Optimal Locally Private Nonparametric Classification with Public Data
Yuheng Ma, Hanfang Yang
TL;DR
This work studies nonparametric binary classification under non-interactive Local Differential Privacy with access to a public data set drawn from a related distribution. Under a posterior drift framework with P_X = Q_X and aligned Bayes rules, the authors derive a mini-max lower bound and introduce LPCT, a locally private decision-tree method that leverages public data to achieve minimax-optimal convergence rates. They further propose LPCT-prune, a data-driven pruning scheme that reduces the need for hyperparameter tuning while maintaining near-optimal performance, particularly when public data is informative. Theoretical results are complemented by extensive experiments on synthetic and real data, showing that public data can substantially improve privacy-leaning classification and guiding practical data collection strategies that prioritize non-private data where feasible.
Abstract
In this work, we investigate the problem of public data assisted non-interactive Local Differentially Private (LDP) learning with a focus on non-parametric classification. Under the posterior drift assumption, we for the first time derive the mini-max optimal convergence rate with LDP constraint.
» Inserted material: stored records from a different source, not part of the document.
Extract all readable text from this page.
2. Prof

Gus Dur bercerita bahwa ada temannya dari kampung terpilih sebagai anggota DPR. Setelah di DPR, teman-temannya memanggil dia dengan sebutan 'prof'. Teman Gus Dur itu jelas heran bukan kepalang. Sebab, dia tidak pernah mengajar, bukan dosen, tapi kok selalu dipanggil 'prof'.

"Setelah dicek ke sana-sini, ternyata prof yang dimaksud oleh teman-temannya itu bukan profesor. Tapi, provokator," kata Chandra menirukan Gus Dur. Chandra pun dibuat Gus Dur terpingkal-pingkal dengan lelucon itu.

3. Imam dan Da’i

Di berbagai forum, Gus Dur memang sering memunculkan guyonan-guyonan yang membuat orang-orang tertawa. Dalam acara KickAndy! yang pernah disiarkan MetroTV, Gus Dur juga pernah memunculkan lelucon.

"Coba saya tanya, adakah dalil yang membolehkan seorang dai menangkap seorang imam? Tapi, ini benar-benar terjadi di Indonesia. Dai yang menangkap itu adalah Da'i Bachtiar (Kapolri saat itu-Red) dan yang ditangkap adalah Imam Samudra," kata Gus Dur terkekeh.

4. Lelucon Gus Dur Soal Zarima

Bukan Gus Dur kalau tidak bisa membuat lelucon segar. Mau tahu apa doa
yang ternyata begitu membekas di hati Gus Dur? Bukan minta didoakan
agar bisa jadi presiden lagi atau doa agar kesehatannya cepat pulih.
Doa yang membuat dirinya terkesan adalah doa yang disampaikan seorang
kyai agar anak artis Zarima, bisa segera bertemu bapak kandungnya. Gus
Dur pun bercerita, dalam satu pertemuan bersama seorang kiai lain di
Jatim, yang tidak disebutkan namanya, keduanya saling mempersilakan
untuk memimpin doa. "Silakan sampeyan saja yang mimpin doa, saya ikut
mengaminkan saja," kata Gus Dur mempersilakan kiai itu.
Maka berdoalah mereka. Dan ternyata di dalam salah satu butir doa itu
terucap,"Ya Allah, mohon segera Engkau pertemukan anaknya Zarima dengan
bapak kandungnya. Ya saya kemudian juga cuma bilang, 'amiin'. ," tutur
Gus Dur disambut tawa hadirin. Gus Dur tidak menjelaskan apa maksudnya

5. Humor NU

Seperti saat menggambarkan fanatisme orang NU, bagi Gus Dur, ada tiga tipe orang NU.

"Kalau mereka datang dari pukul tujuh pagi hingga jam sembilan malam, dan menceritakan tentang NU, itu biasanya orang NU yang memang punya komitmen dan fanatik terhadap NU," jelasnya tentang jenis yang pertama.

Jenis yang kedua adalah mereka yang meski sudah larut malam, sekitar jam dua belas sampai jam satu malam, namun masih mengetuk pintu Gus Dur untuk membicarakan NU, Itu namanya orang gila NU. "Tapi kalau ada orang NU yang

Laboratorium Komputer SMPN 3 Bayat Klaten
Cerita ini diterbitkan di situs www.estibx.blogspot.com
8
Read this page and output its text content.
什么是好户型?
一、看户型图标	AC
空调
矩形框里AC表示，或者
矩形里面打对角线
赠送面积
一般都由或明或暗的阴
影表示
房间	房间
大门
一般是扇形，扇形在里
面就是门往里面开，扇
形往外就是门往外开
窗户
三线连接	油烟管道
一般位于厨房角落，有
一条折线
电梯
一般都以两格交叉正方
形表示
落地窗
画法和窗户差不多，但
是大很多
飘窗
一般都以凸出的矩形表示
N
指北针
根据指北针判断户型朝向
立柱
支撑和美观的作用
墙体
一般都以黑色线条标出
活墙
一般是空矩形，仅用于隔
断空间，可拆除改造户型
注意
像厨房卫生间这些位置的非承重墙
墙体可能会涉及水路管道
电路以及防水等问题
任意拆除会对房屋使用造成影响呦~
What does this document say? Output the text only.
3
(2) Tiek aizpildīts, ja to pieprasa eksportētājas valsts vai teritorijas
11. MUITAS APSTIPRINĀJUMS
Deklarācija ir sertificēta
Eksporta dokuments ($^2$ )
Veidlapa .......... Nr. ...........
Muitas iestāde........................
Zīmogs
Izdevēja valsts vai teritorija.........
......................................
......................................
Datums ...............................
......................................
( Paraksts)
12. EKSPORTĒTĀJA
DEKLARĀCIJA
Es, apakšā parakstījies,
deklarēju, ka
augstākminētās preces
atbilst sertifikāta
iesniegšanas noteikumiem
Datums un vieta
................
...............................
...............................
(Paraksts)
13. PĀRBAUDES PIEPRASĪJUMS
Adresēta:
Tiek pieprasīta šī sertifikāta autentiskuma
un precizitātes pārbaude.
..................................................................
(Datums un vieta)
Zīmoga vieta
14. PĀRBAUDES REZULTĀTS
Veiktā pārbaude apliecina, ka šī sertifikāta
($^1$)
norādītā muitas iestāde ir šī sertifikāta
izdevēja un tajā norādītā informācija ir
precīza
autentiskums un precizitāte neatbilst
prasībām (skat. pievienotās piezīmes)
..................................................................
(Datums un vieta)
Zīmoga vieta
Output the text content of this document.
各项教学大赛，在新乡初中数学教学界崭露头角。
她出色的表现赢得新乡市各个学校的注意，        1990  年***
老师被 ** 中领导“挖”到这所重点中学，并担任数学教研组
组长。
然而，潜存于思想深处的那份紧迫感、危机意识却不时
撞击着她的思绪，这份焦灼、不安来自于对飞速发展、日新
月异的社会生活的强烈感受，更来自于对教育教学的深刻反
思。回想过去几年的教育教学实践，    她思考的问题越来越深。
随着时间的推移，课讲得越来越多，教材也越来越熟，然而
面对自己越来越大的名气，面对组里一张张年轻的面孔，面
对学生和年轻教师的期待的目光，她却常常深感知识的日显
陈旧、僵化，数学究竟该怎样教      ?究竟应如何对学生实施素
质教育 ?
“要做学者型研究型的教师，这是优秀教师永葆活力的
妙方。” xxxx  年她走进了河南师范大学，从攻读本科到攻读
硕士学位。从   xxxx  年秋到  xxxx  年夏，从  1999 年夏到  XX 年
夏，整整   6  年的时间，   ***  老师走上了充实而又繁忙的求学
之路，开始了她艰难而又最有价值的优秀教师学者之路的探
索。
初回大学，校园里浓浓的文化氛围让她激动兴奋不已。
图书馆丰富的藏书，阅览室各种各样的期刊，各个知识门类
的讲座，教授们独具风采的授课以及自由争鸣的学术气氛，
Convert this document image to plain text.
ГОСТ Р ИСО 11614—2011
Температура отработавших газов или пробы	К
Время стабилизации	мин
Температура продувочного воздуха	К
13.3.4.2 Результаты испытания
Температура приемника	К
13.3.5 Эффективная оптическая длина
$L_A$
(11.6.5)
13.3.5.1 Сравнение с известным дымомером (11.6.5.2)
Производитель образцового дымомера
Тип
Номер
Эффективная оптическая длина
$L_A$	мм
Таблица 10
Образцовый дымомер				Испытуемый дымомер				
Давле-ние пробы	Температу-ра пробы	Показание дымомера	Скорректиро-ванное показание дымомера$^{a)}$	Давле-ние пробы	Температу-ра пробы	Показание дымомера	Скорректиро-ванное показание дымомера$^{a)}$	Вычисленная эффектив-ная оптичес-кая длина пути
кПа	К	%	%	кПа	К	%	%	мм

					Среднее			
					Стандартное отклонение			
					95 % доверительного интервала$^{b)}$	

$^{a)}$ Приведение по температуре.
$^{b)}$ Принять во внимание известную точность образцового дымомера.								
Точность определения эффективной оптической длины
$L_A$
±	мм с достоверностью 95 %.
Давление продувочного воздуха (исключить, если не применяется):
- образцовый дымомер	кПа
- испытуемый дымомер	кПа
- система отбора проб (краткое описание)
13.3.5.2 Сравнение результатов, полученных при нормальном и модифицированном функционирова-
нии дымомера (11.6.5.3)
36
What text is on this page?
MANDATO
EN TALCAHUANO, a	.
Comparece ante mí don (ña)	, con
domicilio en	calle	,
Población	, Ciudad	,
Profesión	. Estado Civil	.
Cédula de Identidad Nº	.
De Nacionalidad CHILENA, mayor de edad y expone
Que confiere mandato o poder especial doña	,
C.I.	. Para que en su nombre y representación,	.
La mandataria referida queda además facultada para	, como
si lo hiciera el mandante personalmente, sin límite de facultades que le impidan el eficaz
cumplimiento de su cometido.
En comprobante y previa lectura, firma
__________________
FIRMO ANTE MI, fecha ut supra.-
Then, we present a novel approach, the locally differentially private classification tree, which attains the mini-max optimal convergence rate. Furthermore, we design a data-driven pruning procedure that avoids parameter tuning and provides a fast converging estimator. Comprehensive experiments conducted on synthetic and real data sets show the superior performance of our proposed methods. Both our theoretical and experimental findings demonstrate the effectiveness of public data compared to private data, which leads to practical suggestions for prioritizing non-private data collection.